Ma è a mio parere soprattutto con Arendt che Di Cesare condivide l’ethos del pensiero. Arendt è tra l’altro la pensatrice politica che nel Novecento non ha difeso la verità contro la menzogna, ma ha prima di tutto distinto tra “verità di ragione” e “verità di fatto” e ha quindi posto come primo requisito la capacità di distinguere tra la costruzione ideologica di para-verità di regime – basti pensare all’uso aberrante della biologia da parte dei nazisti – e il significato politico che ha la scelta di comunicare, ovvero di censurare, le verità di fatto: si pensi alla scomparsa dei dirigenti caduti in disgrazia dalle fotografie e dai filmati della propaganda stalinista. Arendt coglie come politico non sia il fatto di dire sempre la verità, bensì la capacità di distinguere tra forme diverse del vero e soprattutto la capacità di giudicare sul significato politico della verità e della menzogna in rapporto alle azioni di cui siamo responsabili o testimoni e dunque in rapporto allo “stato di salute” dello spazio pubblico in cui ci muoviamo, che è uno spazio, appunto, la cui sopravvivenza dipende dal modo in cui gli esseri umani vi esercitano la parola e l’azione.

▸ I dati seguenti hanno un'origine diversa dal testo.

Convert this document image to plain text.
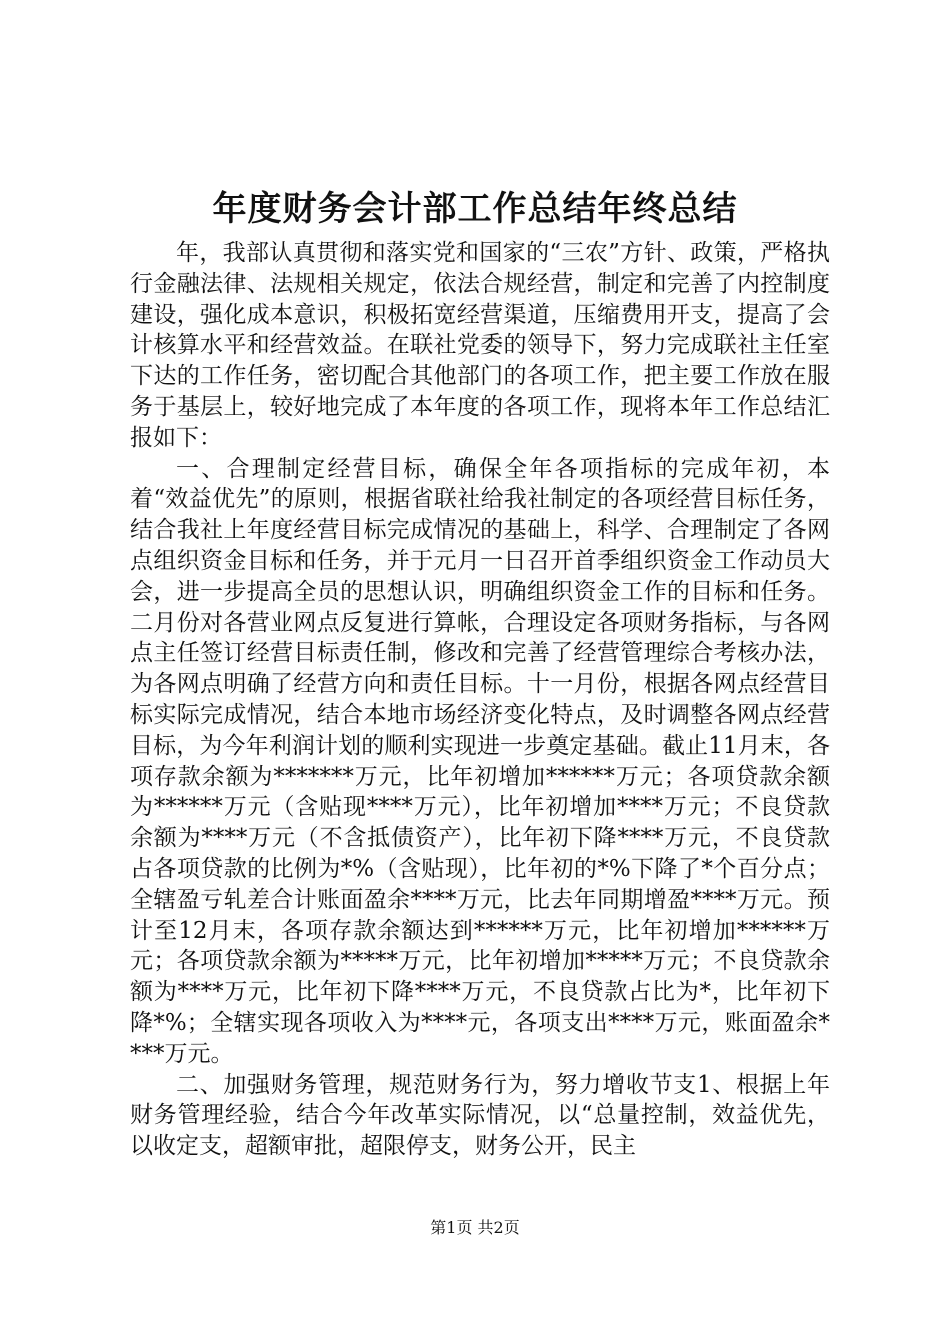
年度财务会计部工作总结年终总结

年，我部认真贯彻和落实党和国家的“三农”方针、政策，严格执行金融法律、法规相关规定，依法合规经营，制定和完善了内控制度建设，强化成本意识，积极拓宽经营渠道，压缩费用开支，提高了会计核算水平和经营效益。在联社党委的领导下，努力完成联社主任室下达的工作任务，密切配合其他部门的各项工作，把主要工作放在服务于基层上，较好地完成了本年度的各项工作，现将本年工作总结汇报如下：

一、合理制定经营目标，确保全年各项指标的完成年初，本着“效益优先”的原则，根据省联社给我社制定的各项经营目标任务，结合我社上年度经营目标完成情况的基础上，科学、合理制定了各网点组织资金目标和任务，并于元月一日召开首季组织资金工作动员大会，进一步提高全员的思想认识，明确组织资金工作的目标和任务。二月份对各营业网点反复进行算帐，合理设定各项财务指标，与各网点主任签订经营目标责任制，修改和完善了经营管理综合考核办法，为各网点明确了经营方向和责任目标。十一月份，根据各网点经营目标实际完成情况，结合本地市场经济变化特点，及时调整各网点经营目标，为今年利润计划的顺利实现进一步奠定基础。截止11月末，各项存款余额为*******万元，比年初增加******万元；各项贷款余额为******万元（含贴现****万元），比年初增加****万元；不良贷款余额为****万元（不含抵债资产），比年初下降****万元，不良贷款占各项贷款的比例为*%（含贴现），比年初的*%下降了*个百分点；全辖盈亏轧差合计账面盈余****万元，比去年同期增盈****万元。预计至12月末，各项存款余额达到******万元，比年初增加******万元；各项贷款余额为*****万元，比年初增加*****万元；不良贷款余额为****万元，比年初下降****万元，不良贷款占比为*，比年初下降*%；全辖实现各项收入为****元，各项支出****万元，账面盈余****万元。

二、加强财务管理，规范财务行为，努力增收节支1、根据上年财务管理经验，结合今年改革实际情况，以“总量控制，效益优先，以收定支，超额审批，超限停支，财务公开，民主

第1页 共2页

Seguendo i fili che ha saputo abilmente tessere, Di Cesare coglie così uno degli aspetti principali del complottismo contemporaneo: nel momento stesso in cui una teoria del complotto indica l’esistenza di un nemico che ci minaccia, è essa stessa che sta minacciando la nostra vita democratica, mirando a stabilire una nuova forma di controllo sulle menti e sulle opinioni. Le masse influenzate dal complottismo finiscono per essere allo stesso tempo vittime e carnefici: vittime non del complotto che fantasticano, bensì proprio delle teorie complottiste; e carnefici nel momento in cui, istigate da quelle teorie, possano mai decidere di passare all’azione contro il nemico che è stato loro indicato. È contro questa deriva politica che il saggio di Donatella Di Cesare chiama non solo a un esercizio di riflessione critica, ma anche a un risveglio dell’impegno individuale e collettivo.

Riferimenti bibliografici
M. Ferraris, Postverità e altri enigmi, il Mulino, Bologna 2018.
A.M. Lorussi, Postverità, Laterza, Roma-Bari 2018.

Donatella Di Cesare, Il complotto al potere, Einaudi, Torino 2021.